Despite their status as gunslinging outlaws of the Old West, there's much about Butch Cassidy (Paul Newman) and the Sundance Kid (Robert Redford) that really calls out to the spirit of the sixties: The deep anti-authority nature of the two. The constantly chasing after freedom. The streak of pranksterism. The empathy, the gentleness (and in a Western!), the simple appreciation for the beauty of this world that pops up in sequences like the 'Raindrops Keep Fallin' on My Head' musical interlude. Every time this movie starts to get to Western-y, it starts to fall back on Burt Bacharach.

The whole film seems to be having a poke at the idea of the aging Western genre, in addition to its more obvious front-and-center commentary on aging in general. The whole notion that "in trying to avoid capture by a pursuing posse Butch and Sundance are really just trying to out run death itself" may not be presented very subtly (I mean a cop in the movie comes out and basically says as much) but I still really liked the way director George Roy Hill chose to approach that idea, and how important the friendship of the two main characters becomes in dealing with that.

It may be a bit of a cop-out to say this about two characters whose lives have obviously revolved around violence to a great degree but yes, it really does seem that they tried to to avoid harming innocents... violence in this movie often comes with a thud or a bang maybe, but death itself is given a sense of smothering permanence. Loss of life is the penalty Butch and Sundance know they must ultimately pay for all the freedom they've enjoyed, and the only thing that makes it okay is that they're in it together.

The charisma and chemistry of Newman and Redford is just undeniable, and the film really does turn into quite the portrait of friendship. Some viewers have insisted on reading a gay subtext into their relationship, and while I don't deny it's a possibility here, I feel like insisting on one label or one reading of what they mean to each other is kind of missing the point of what these two guys were all about. They'll always be freer than that.

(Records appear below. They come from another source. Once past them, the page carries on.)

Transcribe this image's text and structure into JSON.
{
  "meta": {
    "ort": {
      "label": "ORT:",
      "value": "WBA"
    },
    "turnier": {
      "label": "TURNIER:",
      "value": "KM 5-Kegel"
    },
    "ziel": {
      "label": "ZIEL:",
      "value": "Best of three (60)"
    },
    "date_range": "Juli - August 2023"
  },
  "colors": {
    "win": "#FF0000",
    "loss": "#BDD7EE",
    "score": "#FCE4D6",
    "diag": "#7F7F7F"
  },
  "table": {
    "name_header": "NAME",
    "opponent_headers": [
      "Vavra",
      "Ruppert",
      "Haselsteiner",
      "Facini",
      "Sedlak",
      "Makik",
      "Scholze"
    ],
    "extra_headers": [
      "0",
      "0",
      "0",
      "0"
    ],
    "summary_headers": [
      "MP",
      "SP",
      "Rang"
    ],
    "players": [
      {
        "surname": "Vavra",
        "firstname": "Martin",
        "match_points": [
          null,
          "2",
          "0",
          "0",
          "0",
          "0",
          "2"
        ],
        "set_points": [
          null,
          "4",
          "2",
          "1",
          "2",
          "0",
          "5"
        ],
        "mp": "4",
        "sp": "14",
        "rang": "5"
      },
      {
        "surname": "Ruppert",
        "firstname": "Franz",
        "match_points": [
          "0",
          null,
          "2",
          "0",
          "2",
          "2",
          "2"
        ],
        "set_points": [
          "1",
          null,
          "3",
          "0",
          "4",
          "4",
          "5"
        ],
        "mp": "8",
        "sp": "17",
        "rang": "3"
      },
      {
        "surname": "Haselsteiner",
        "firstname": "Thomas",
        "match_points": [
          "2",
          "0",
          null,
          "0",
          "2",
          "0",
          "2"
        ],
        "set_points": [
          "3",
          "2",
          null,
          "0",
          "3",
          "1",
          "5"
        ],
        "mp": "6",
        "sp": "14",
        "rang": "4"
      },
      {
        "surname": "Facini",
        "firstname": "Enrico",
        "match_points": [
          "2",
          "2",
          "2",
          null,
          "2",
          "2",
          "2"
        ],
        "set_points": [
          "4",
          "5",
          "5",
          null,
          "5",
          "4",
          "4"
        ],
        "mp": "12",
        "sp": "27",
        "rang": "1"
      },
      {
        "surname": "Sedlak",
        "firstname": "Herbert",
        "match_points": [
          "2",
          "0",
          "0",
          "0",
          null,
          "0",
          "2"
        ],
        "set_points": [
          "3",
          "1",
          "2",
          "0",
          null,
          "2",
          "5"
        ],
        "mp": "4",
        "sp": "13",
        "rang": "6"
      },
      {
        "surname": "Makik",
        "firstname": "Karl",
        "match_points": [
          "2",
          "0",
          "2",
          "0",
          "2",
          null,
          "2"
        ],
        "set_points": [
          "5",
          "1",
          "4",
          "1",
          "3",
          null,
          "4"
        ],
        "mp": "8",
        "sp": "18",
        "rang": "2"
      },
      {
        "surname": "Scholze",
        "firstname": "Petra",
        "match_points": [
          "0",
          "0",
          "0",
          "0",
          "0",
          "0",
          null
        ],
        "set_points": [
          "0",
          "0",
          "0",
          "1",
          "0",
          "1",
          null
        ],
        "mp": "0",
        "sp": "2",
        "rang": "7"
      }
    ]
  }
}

I loved this vital character study of two longtime associates set against a desolate outdoor background, framed with that familiar misty panoramic cinematography. It calls back to similar films of its genre but takes us somewhere entirely new at the time. The script by William Goldman (The Princess Bride) gives us so much great dialogue, and the career-defining performances by Newman and Redford do an excellent job of delivering it. And while he doesn't exactly represent my favorite category of music, I even enjoyed the Bacharach soundtrack. Butch Cassidy and the Sundance Kid turned out to be one of the most moving portraits of friendship I've ever seen, taking us places both laugh-out-loud funny and bittersweet, and I'm glad that after years of seeing parts of it I finally gave it a go from beginning to end. Definitely worth the watch.